The experience prompted him to move away from clinical medicine toward microbiology and then genetics.

In 1946 he married Alba Ramazzotti, a niece of one of his professors. She had studied biology but did not pursue a career in it.

Dr. Cavalli-Sforza became an assistant professor at the University of Cambridge in Britain in 1948 and worked with Ronald Fisher, a top expert on bacterial genetics and statistics. It was a turning point. Trained in clinical medicine, not basic science, Dr. Cavalli-Sforza seized the opportunity to learn what he needed to know to forge ahead in research.

“He loved working with numbers,” Dr. Feldman said in the telephone interview. “He was strongly influenced by the period he spent with Fisher at Cambridge. That period led him to have this feel for numbers, and their use in revealing patterns.”

From 1951 to 1970 Dr. Cavalli-Sforza taught at the University of Parma as well as at the University of Pavia, where he led the genetics department.

In the early 1950s, he was part of a team that helped explain the mechanics of a phenomenon that was newly discovered at the time: sex between bacteria — that is, their ability to swap genetic material. The finding was important because it helped explain the spread of genes that enable bacteria to resist antibiotics.

But humans interested him more than bacteria did. A student of his, a priest named Antonio Moroni, told him that Roman Catholic parishes in Italy kept detailed marriage records that went back generations; some included notations of marriages between cousins. Dr. Cavalli-Sforza realized that the records, compiled in books, could be a gold mine. For one thing, the marriages between relatives could reveal the effects of inbreeding.

DNA testing was not available then, but tests for A, B and O blood groups — an inherited trait — could be done. He began collecting blood samples from people all over the country. Pairing blood types and information from the books going back 300 years enabled him and his research partners to show that random genetic changes — known as genetic drift — played a bigger role in human evolution than scientists had realized.

Dr. Cavalli-Sforza moved to Stanford University in 1970, but only after being assured that he would not have to head a department.

From 1966 to 1985 he made 11 trips to Africa to study Pygmies, who were still hunter-gatherers at the time.
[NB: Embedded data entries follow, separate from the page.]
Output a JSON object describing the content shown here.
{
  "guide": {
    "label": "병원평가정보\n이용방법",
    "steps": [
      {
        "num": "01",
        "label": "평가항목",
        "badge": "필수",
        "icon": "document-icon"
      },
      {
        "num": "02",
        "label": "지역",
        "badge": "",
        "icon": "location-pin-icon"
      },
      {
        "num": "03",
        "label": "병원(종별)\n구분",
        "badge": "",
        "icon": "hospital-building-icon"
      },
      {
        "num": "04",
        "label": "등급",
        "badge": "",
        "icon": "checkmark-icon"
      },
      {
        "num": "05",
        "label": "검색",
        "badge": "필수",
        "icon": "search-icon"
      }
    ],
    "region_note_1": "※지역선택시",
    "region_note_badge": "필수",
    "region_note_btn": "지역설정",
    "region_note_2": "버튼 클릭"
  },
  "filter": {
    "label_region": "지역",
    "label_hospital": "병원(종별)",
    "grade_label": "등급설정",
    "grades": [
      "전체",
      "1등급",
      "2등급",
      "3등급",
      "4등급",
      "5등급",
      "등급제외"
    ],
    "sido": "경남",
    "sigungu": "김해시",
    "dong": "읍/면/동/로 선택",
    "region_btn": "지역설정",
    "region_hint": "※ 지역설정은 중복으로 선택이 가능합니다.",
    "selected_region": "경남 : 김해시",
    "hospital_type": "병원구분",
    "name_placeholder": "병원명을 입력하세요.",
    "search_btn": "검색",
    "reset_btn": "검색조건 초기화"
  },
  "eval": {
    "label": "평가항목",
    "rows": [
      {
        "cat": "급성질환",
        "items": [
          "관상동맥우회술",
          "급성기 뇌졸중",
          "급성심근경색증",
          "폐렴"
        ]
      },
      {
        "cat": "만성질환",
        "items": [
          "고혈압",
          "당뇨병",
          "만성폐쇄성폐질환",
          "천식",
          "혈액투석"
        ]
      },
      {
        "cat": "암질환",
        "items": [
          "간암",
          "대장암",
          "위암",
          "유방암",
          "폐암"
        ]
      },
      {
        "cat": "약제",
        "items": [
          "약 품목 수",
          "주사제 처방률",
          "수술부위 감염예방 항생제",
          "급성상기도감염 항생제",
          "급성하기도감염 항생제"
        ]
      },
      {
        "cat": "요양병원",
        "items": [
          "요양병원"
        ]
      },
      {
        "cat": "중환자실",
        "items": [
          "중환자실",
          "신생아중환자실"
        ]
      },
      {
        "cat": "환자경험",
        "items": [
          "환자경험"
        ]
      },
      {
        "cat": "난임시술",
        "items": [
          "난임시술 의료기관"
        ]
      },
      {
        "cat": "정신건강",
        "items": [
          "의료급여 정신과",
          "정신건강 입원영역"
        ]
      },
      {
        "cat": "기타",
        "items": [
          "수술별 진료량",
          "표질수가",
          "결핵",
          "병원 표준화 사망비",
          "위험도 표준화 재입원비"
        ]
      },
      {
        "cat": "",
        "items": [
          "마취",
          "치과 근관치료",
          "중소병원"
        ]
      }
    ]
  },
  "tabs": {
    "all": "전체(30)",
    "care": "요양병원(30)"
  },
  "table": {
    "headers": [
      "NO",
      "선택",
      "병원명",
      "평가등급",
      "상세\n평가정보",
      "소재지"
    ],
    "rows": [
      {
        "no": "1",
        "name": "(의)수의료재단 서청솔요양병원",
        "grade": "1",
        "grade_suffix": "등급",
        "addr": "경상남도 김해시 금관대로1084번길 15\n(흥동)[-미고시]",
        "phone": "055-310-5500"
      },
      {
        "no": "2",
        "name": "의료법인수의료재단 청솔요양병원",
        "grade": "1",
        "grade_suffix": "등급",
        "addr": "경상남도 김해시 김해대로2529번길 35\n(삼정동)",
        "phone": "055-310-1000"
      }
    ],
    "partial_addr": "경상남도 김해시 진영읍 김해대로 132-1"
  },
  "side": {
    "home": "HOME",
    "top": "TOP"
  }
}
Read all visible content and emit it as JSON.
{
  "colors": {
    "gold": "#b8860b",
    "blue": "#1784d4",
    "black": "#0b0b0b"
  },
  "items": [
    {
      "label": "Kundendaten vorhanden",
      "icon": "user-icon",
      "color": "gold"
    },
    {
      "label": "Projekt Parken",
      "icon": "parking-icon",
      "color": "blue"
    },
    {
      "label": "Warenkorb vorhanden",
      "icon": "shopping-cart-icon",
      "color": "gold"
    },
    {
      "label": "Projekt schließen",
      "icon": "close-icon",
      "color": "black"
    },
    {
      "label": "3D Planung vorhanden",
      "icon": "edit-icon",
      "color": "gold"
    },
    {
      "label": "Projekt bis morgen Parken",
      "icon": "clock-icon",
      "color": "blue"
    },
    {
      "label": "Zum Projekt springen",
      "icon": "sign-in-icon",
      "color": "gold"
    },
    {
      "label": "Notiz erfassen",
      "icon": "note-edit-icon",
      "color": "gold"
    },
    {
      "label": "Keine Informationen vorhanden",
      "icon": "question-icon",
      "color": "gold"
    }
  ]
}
He later edited and wrote part of a book about them and their culture.
“These people are exactly like me — brothers, really,” he told Dr. Feldman in the video interview. “And yet they were living in such a completely different way.”

His experience with the Pygmies had a profound effect on his thinking, igniting a determination to “understand why cultures can be so different,” he said.

“He was adopted into a Pygmy extended family and was very proud of it,” said Mary-Claire King, a geneticist at the University of Washington. “They gave him a name. He told me it translated as ‘Great White Elephant.’ He just loved living with the Pygmies.”

Dr. Cavalli-Sforza was the author or co-author of hundreds of scientific articles and nine books. His masterwork was “The History and Geography of Human Genes,” a 1,000-page account of where humans originated and where they went, based on his tracking of various genetic traits around the world.

His wife died in 2015. He is survived by a daughter, Violetta Cavalli-Sforza; three sons, Tommaso, Francesco and Matteo, who confirmed the death; and three grandchildren.

“He embodied the idea of the scientist as a citizen of the world,” Dr. King said. “He was very comfortable everywhere. He’d be in Africa, all over Europe, in Asia. He had a real sensitivity to cultures, and he picked up languages. He had the capacity to think very well and bring you into his thinking and make you feel like you were part of his understanding, in so many fields.”

The ability to sequence DNA gives geneticists far more power today than they had when Dr. Cavalli-Sforza did much of his research.

“He did so much just with blood groups,” Dr. King said. “Suppose people like Luca had the kinds of modern tools we have now?”